IP3 chief executive Mike Hewitt, a retired US Navy rear admiral, told The Mail on Sunday that eastern European nations – including Poland, the Czech Republic, Latvia, Hungary, Estonia and Bulgaria – are developing ‘aggressive plans’ for nuclear.
He said Rolls-Royce’s project was ‘among the frontrunners’, adding: ‘Rolls-Royce is uniquely positioned as a British brand-named company which is used to a factory approach in stamping out aircraft engines. If the UK commits to allow the build of the first three or four reactors, you can move into production, then it is in prime position to be the reactor of choice for other countries.’
IP3 is advising large Polish energy supplier ZE PAK on the development of a plan for nuclear plants.
Rolls-Royce said it was in discussions with interested parties over ‘export opportunities around the world, including in Europe’.
Its investment consortium is aiming to build a fleet of 16 factory-built reactors by 2035 to complement larger power plants. IP3 hopes the consortium can land hundreds of millions of pounds more in taxpayer funds to move the project through the design and regulatory assessment phase and into production.
The gas bills crisis has sharpened the focus on investment in nuclear to build up the UK’s energy supplies and complement renewable energy sources as Britain tries to hit net zero carbon by 2050. Britain is already facing a hole in its nuclear supplies with six large plants due to be taken offline by 2030.
Nuclear industry sources warned that Rolls’ programme is in its infancy compared with technology being developed in North and South America and China. Several UK sites have been mooted for the SMRs, including Copeland in Cumbria.

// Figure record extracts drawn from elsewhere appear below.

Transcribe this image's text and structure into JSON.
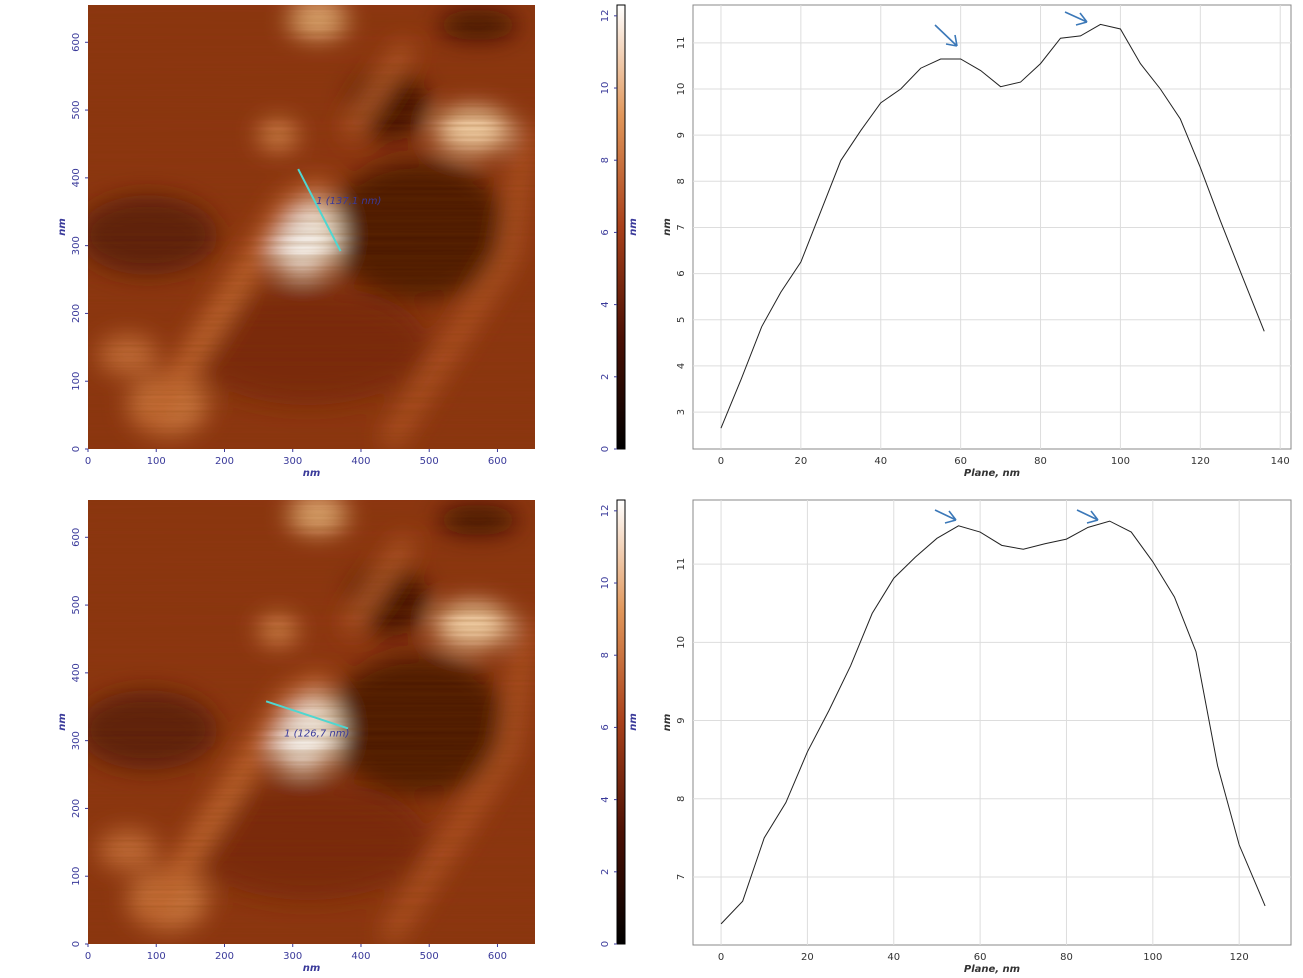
{
  "chart_data": [
    {
      "type": "image",
      "xlim": [
        0,
        655
      ],
      "ylim": [
        0,
        655
      ],
      "xticks": [
        0,
        100,
        200,
        300,
        400,
        500,
        600
      ],
      "yticks": [
        0,
        100,
        200,
        300,
        400,
        500,
        600
      ],
      "xlabel": "nm",
      "ylabel": "nm",
      "profile_line": {
        "x": [
          308,
          370
        ],
        "y": [
          413,
          292
        ],
        "label": "1 (137,1 nm)",
        "color": "#4fd6d0"
      }
    },
    {
      "type": "colorbar",
      "ylim": [
        0,
        12.3
      ],
      "yticks": [
        0,
        2,
        4,
        6,
        8,
        10,
        12
      ],
      "ylabel": "nm"
    },
    {
      "type": "line",
      "color": "#222222",
      "grid": true,
      "xlabel": "Plane, nm",
      "ylabel": "nm",
      "xlim": [
        -7,
        142.7
      ],
      "ylim": [
        2.2,
        11.82
      ],
      "xticks": [
        0,
        20,
        40,
        60,
        80,
        100,
        120,
        140
      ],
      "yticks": [
        3,
        4,
        5,
        6,
        7,
        8,
        9,
        10,
        11
      ],
      "x": [
        0,
        5,
        10.2,
        15,
        20,
        25,
        30,
        35,
        40,
        45,
        50,
        55,
        60,
        65,
        70,
        75,
        80,
        85,
        90,
        95,
        100,
        105,
        110,
        115,
        120,
        125,
        130,
        136
      ],
      "values": [
        2.65,
        3.7,
        4.85,
        5.6,
        6.25,
        7.35,
        8.45,
        9.1,
        9.7,
        10.0,
        10.45,
        10.65,
        10.65,
        10.4,
        10.05,
        10.15,
        10.55,
        11.1,
        11.15,
        11.4,
        11.3,
        10.55,
        10.0,
        9.35,
        8.3,
        7.15,
        6.05,
        4.75
      ]
    },
    {
      "type": "image",
      "xlim": [
        0,
        655
      ],
      "ylim": [
        0,
        655
      ],
      "xticks": [
        0,
        100,
        200,
        300,
        400,
        500,
        600
      ],
      "yticks": [
        0,
        100,
        200,
        300,
        400,
        500,
        600
      ],
      "xlabel": "nm",
      "ylabel": "nm",
      "profile_line": {
        "x": [
          261,
          381
        ],
        "y": [
          358,
          318
        ],
        "label": "1 (126,7 nm)",
        "color": "#4fd6d0"
      }
    },
    {
      "type": "colorbar",
      "ylim": [
        0,
        12.3
      ],
      "yticks": [
        0,
        2,
        4,
        6,
        8,
        10,
        12
      ],
      "ylabel": "nm"
    },
    {
      "type": "line",
      "color": "#222222",
      "grid": true,
      "xlabel": "Plane, nm",
      "ylabel": "nm",
      "xlim": [
        -6.5,
        132
      ],
      "ylim": [
        6.13,
        11.82
      ],
      "xticks": [
        0,
        20,
        40,
        60,
        80,
        100,
        120
      ],
      "yticks": [
        7,
        8,
        9,
        10,
        11
      ],
      "x": [
        0,
        5,
        10,
        15,
        20,
        25,
        30,
        35,
        40,
        45,
        50,
        55,
        60,
        65,
        70,
        75,
        80,
        85,
        90,
        95,
        100,
        105,
        110,
        115,
        120,
        126
      ],
      "values": [
        6.4,
        6.69,
        7.5,
        7.95,
        8.6,
        9.13,
        9.7,
        10.37,
        10.82,
        11.09,
        11.33,
        11.49,
        11.41,
        11.24,
        11.19,
        11.26,
        11.32,
        11.47,
        11.55,
        11.41,
        11.03,
        10.58,
        9.88,
        8.42,
        7.41,
        6.63
      ]
    }
  ]
}
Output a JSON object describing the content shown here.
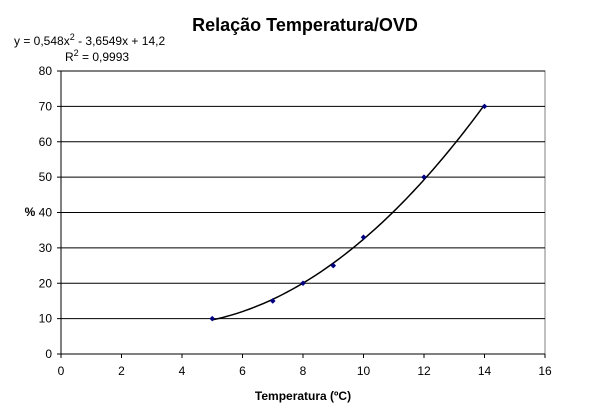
{
  "chart_data": {
    "type": "scatter",
    "title": "Relação Temperatura/OVD",
    "xlabel": "Temperatura (ºC)",
    "ylabel": "%",
    "xlim": [
      0,
      16
    ],
    "ylim": [
      0,
      80
    ],
    "xticks": [
      0,
      2,
      4,
      6,
      8,
      10,
      12,
      14,
      16
    ],
    "yticks": [
      0,
      10,
      20,
      30,
      40,
      50,
      60,
      70,
      80
    ],
    "grid": "horizontal",
    "legend": "none",
    "series": [
      {
        "x": [
          5,
          7,
          8,
          9,
          10,
          12,
          14
        ],
        "y": [
          10,
          15,
          20,
          25,
          33,
          50,
          70
        ],
        "marker_color": "#000080"
      }
    ],
    "trendline": {
      "type": "polynomial",
      "coefficients": [
        0.548,
        -3.6549,
        14.2
      ],
      "x_range": [
        5,
        14
      ],
      "equation_prefix": "y = 0,548x",
      "equation_exp": "2",
      "equation_suffix": " - 3,6549x + 14,2",
      "r2_prefix": "R",
      "r2_exp": "2",
      "r2_suffix": " = 0,9993"
    }
  }
}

Hewitt said: ‘We are extremely confident we can come in and bring in outside capital to invest in these projects if the Government puts in the requisite equity to start the project and reduce the risk.
‘The Prime Minister has a plan to boost Britain’s green energy and nuclear SMRs are a significant part of that. There are a lot of pension funds, institutional investors and sovereign wealth funds keen to back nuclear hybrid systems.’
Government backing for the SMR programme would be a further boost for Rolls-Royce, which has finally sold its Spanish business, ITP Aero, for £1.5billion as it attempts to slim down. It also clinched a £1.9billion deal to supply parts for the US Air Force’s fleet of B-52 bombers into the 2050s.
Shares have jumped 35 per cent to £1.42 in the past two weeks, spurred in part by optimism that long-haul travel is returning – a key income stream for Rolls-Royce.
Meanwhile, new chairman Anita Frew took charge last week and is under pressure from US activist investor Causeway Capital to refresh its board.